Jeremy Hobson: Well another round of tornadoes swept through some midwestern states last night, injuring dozens of people and damaging property. This is shaping up to be a record year for tornadoes in the U.S. But lest we forget, there are some major, though less dramatic, natural disasters going on right now as well. Historic floods and droughts are causing big headaches for farmers.
And as Harvest Public Media's Tim Lloyd reports, they're likely to boost the cost of crop insurance.
Tim Lloyd: Federal crop insurance was created after the Dust Bowl. The fear then was Mother Nature could wipe out parts of American agriculture. And even today, taxpayers subsidize around 60 percent of farmers' crop insurance premiums. Now, extreme weather brought on by climate change could up the ante.
Bill Murphy: You know, the unknown presents risk. Because, insurance, what you're doing is that you're looking at the past and you're trying to use that to predict your future.
Bill Murphy oversees the Risk Management Agency, a subset of the USDA that regulates the crop insurance industry. Farmers now rely on that insurance to ride out tough years. And banks that lend to farmers rely on it, too, as way to protect themselves from a bad crop season.
Scott Gerlt is a crop analyst at the University of Missouri.

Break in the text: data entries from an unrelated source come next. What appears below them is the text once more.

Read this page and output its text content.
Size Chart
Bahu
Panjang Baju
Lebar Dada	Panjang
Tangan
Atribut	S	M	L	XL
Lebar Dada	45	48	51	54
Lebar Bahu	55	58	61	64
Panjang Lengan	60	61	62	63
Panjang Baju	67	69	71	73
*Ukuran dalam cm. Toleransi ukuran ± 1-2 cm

Scott Gerlt: If there's more risk in the marketplace, we would expect to see premiums go up, which would increase the government subsidies.
So, here's the domino effect: Climate change means more risk. More risk means higher premiums. And higher premiums mean more tax dollars. Then there's the unknown. There are models that forecast how climate change will affect insurance, but most focus on America's populated coasts.
That's a problem because most crop policies are held in the Midwest. And the price for crops like soybeans, corn and cotton have never been higher. And that much money means there's that much more too loose.
Just ask Richard Oswald. Oswald's tractor idles as he stands at the edge of his Missouri farmland that runs five generations deep. In 1993, his fields were underwater.
Richard Oswald: What a lot of farmers confront -- farmers I've known who've quit farming -- if we have two years in a row like that, everything you've worked our whole lives for can be gone.
And that vulnerability has record numbers of farmers signing up for crop insurance. Even without projections for more extreme weather, the Congressional Budget Office expects crop insurance to cost the federal government a whopping $77 billion over the next 10 years. That's almost twice what it was over the previous decade.
In Kansas City, I'm Tim Lloyd for Marketplace.